Breach of duty of care has been taken place through Beck and because of which she met with an accident and cause fracture in the ribs Mick. The compensation shall be provided to Mick
Conclusion
Therefore it can be concluded that, according to civil liability act 2003 as well as the principle of common law Mick has a strong case against Beck on the grounds of negligence and breach of contract. It is a clear case of breach of duty of care. The risk was foreseeable on the part of defendant as beck did not have the well maintained car and even after the warning Beck chose to drive. It is clear case of causation; the direct negligent act of the defendant had caused serious injuries to plaintiff.
Issue
Whether there was a contract between Andrew and Tiffany?
Rule
Corporation Act 2001
Agreement
Offer
Acceptance
Application
An agreement has two parts an offer and acceptance according to case of Sughes, there is no particular form to constitute any offer. An offer is a type of communication that amounts to promise to do or not to do something. Carllil v. Carbolic Smoke Ball Co., the court held that the test is one of the intent and did the party making the intend statement that can affirmative response would give rise to an agreement or simple result in further negotiation. A contract can be terminated prior to acceptance of the contract therefore in this matter acceptance was done, according to the factual circumstance the acceptance and making of an offer was conducted and it was proven as a valid contract.

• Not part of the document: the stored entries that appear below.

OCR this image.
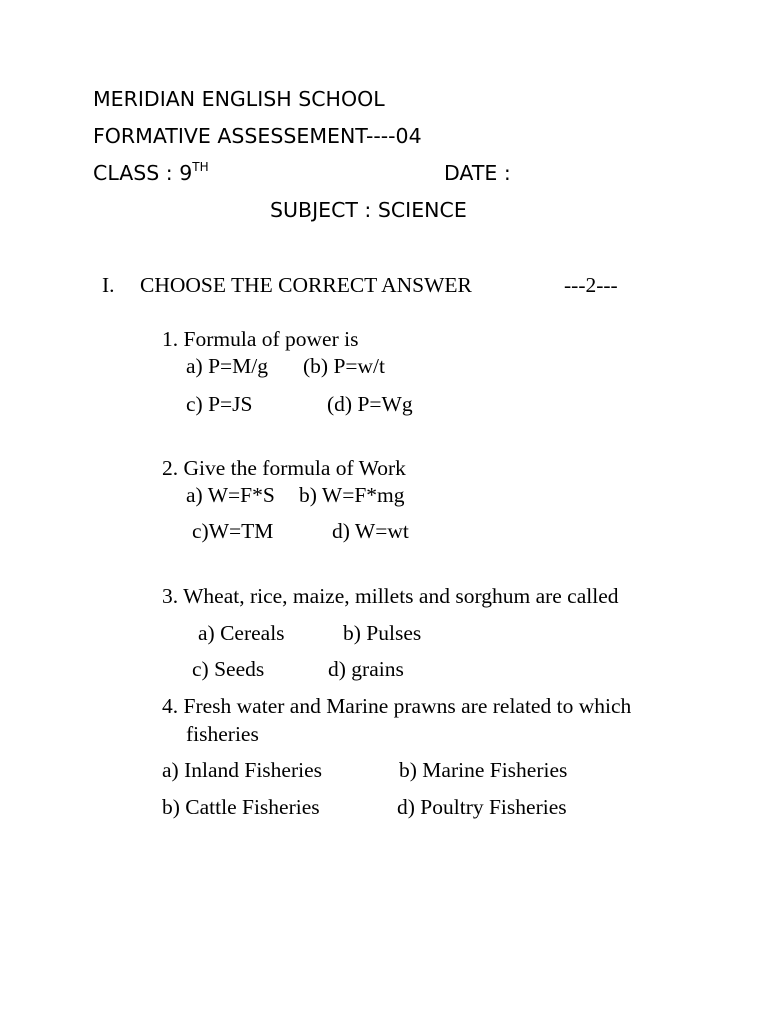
MERIDIAN ENGLISH SCHOOL
FORMATIVE ASSESSEMENT----04
CLASS : 9TH	DATE :
SUBJECT : SCIENCE
I. CHOOSE THE CORRECT ANSWER	---2---
1. Formula of power is
a) P=M/g (b) P=w/t
c) P=JS	(d) P=Wg
2. Give the formula of Work
a) W=F*S b) W=F*mg
c)W=TM	d) W=wt
3. Wheat, rice, maize, millets and sorghum are called
a) Cereals	b) Pulses
c) Seeds	d) grains
4. Fresh water and Marine prawns are related to which
fisheries
a) Inland Fisheries	b) Marine Fisheries
b) Cattle Fisheries	d) Poultry Fisheries
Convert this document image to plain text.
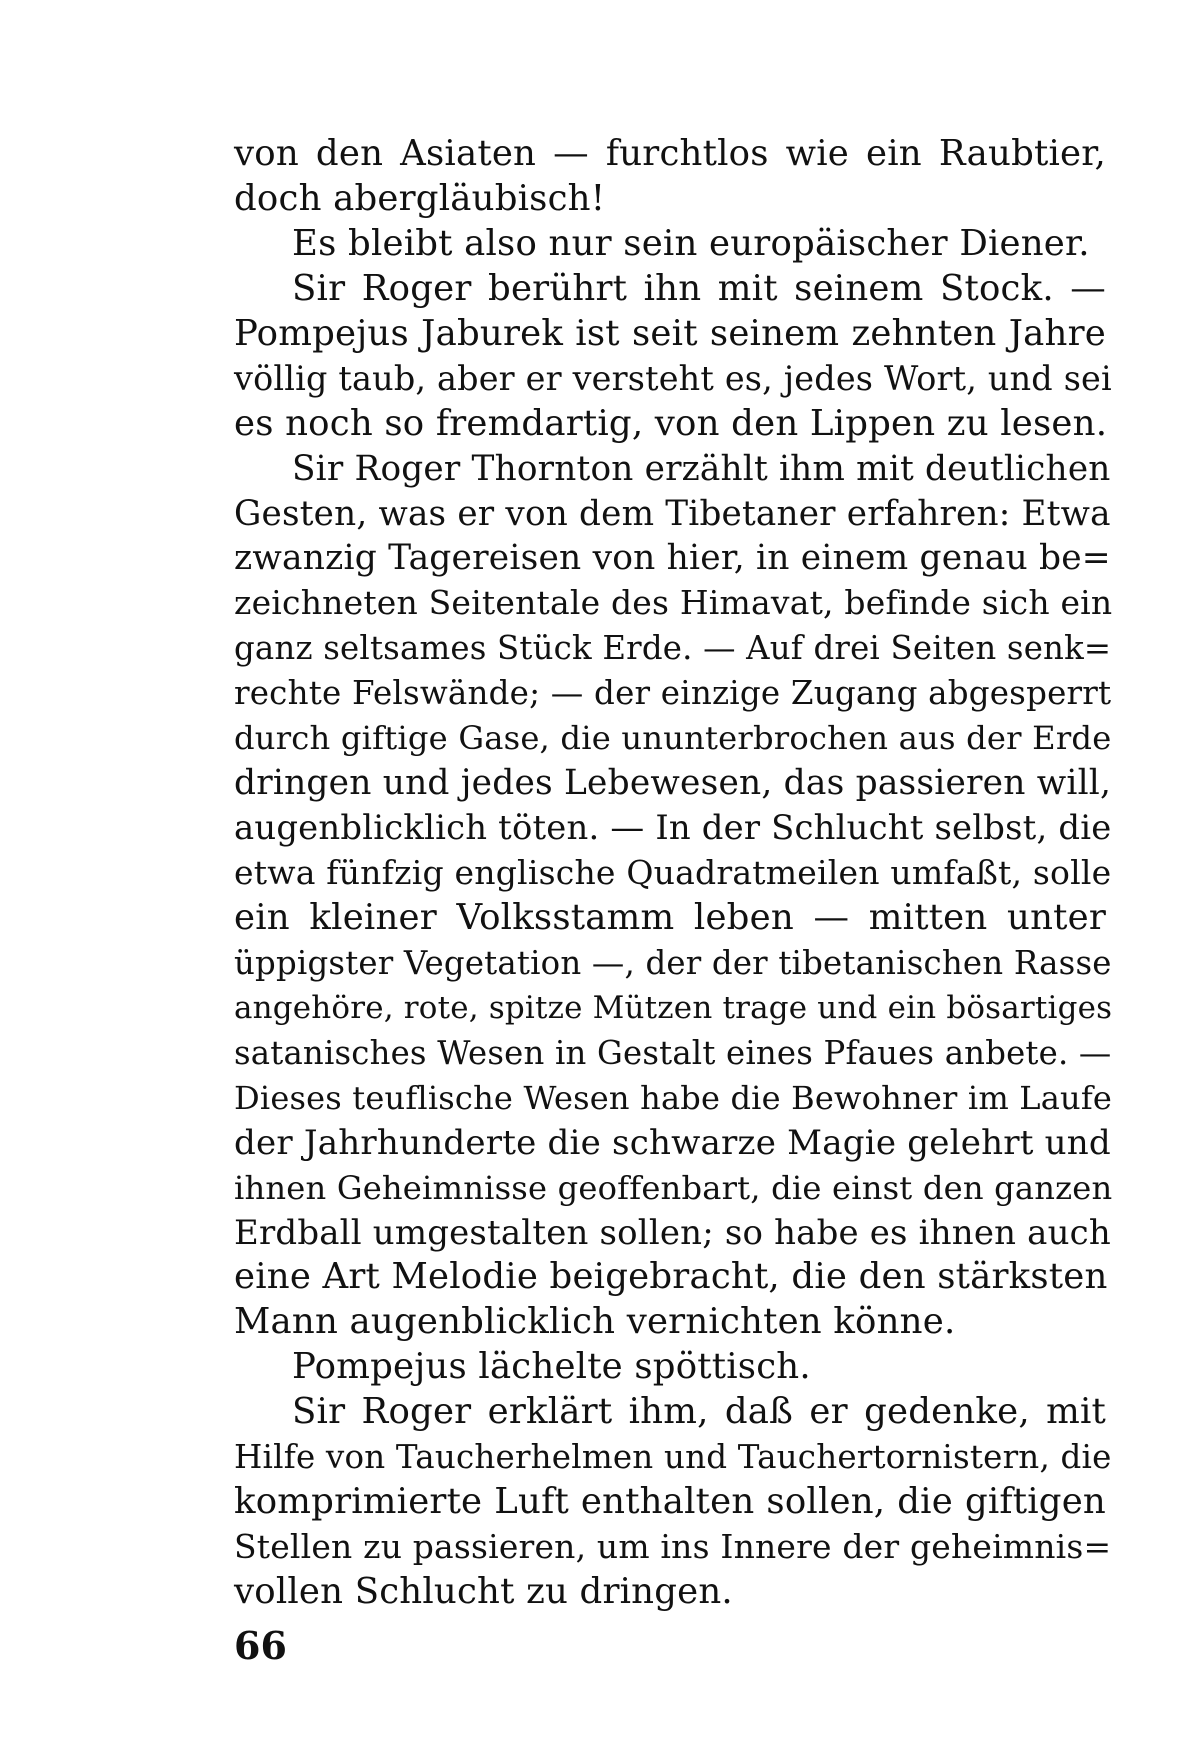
von den Asiaten — furchtlos wie ein Raubtier,
doch abergläubisch!
Es bleibt also nur sein europäischer Diener.
Sir Roger berührt ihn mit seinem Stock. —
Pompejus Jaburek ist seit seinem zehnten Jahre
völlig taub, aber er versteht es, jedes Wort, und sei
es noch so fremdartig, von den Lippen zu lesen.
Sir Roger Thornton erzählt ihm mit deutlichen
Gesten, was er von dem Tibetaner erfahren: Etwa
zwanzig Tagereisen von hier, in einem genau be=
zeichneten Seitentale des Himavat, befinde sich ein
ganz seltsames Stück Erde. — Auf drei Seiten senk=
rechte Felswände; — der einzige Zugang abgesperrt
durch giftige Gase, die ununterbrochen aus der Erde
dringen und jedes Lebewesen, das passieren will,
augenblicklich töten. — In der Schlucht selbst, die
etwa fünfzig englische Quadratmeilen umfaßt, solle
ein kleiner Volksstamm leben — mitten unter
üppigster Vegetation —, der der tibetanischen Rasse
angehöre, rote, spitze Mützen trage und ein bösartiges
satanisches Wesen in Gestalt eines Pfaues anbete. —
Dieses teuflische Wesen habe die Bewohner im Laufe
der Jahrhunderte die schwarze Magie gelehrt und
ihnen Geheimnisse geoffenbart, die einst den ganzen
Erdball umgestalten sollen; so habe es ihnen auch
eine Art Melodie beigebracht, die den stärksten
Mann augenblicklich vernichten könne.
Pompejus lächelte spöttisch.
Sir Roger erklärt ihm, daß er gedenke, mit
Hilfe von Taucherhelmen und Tauchertornistern, die
komprimierte Luft enthalten sollen, die giftigen
Stellen zu passieren, um ins Innere der geheimnis=
vollen Schlucht zu dringen.
66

As per the postal rule of contract law as created in the case of Adam v. Lindsell, 1818, as per this case law an offer is said to be accepted and a contract is formed the instance when the acceptance letter is put in the transition that is out of the hand of the acceptor, another case law dealing with the same issue Henthorn v. Fraser 1892, the postal rule specifies that a contract is formed when the letter of acceptance is communicated and send into transition irrespective to the fact as the letter was accepted by the party. There was a good consideration between the paries in exchange of promise made by Andrew. Therefore according to the case of Stilk v. Myrick 1809 2 Camp 317, there was a contractual obligation upon Andrew toward Tiffany.
Conclusion
Therefore it can be concluded that there is a contractual obligation upon Andrew as an offer is also a promise made in the present case, 7 days were given for acceptance of the offer.